Well, a lot of different thoughts and experiences flood into my mind from different points in my life. First of all, I think it's important to be open. And another thing is to I would say the process really begins with defining what your desired outcomes are. So you want to ask yourself, what is it that I want to do or accomplish? What is my dream? Just as Jessica Watson said, I want to be the first to sail around the globe solo at my age. And then you can say, okay, well, what do I need to learn in order to do that? And then you can say to yourself, okay, well, where could I learn that or who could I learn that from? And you need to be open to it. I remember when I was in graduate school, I was a little frustrated with one professor who had been assigned as my adviser. And I went to a mentor of mine from undergraduate school, and I told him about my situation, and he said, well, what thoughts do you have about who else on the faculty you might be able to learn from and advance in the direction of your goals?

Paul Edelman

And I mentioned one person, and I said, but he's really old.
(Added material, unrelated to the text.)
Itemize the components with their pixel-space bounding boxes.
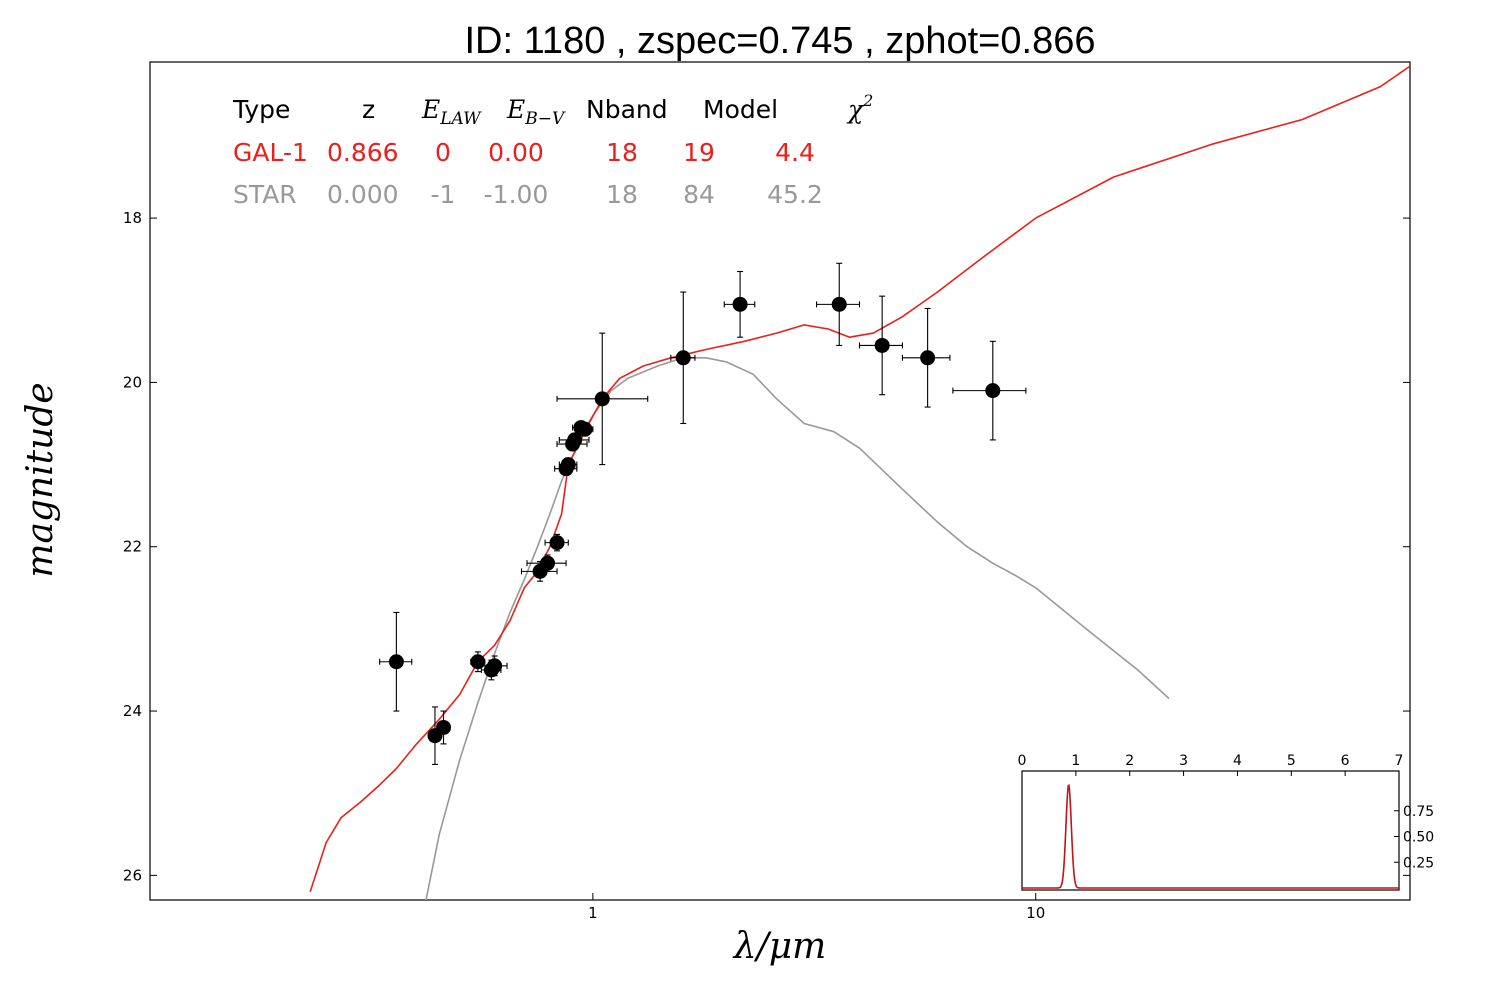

He's bent over, he walks with a cane. I don't know how soon he's going to retire. And my mentor said to me, and this is one function of a mentor, to give accurate feedback. He said, Paul, that's just prejudice. And so I said, you're right. And the next day, I scheduled an appointment to meet with that professor, and he did become my mentor, and I did my doctoral thesis with him. And to this day, I'm grateful for that opportunity.

Kirby Rosplock

That's a fantastic story. I'm so again, so appreciative to have you on the Taylor Learning podcast today. Really great insights on mentoring considerations if you're in the native or immigrant to wealth camp. Also considerations around peer learning and how mentoring is really a function, maybe not just a person, and great ideas about how to get started. So thank you for sharing so many great pieces of wisdom. I want to just call out that your website has a ton more. Edelmancoaching.com has a blog, it has resources, it shares a lot more. Paul is probably one of the most credentialed individuals who ever have a chance to meet, so check them all out because he's been to Harvard and MIT and everywhere in between. So, Paul, thank you again so much for being here today and sharing your thoughts on this important topic.

Paul Edelman

Thanks, Kirby. I enjoyed talking with you.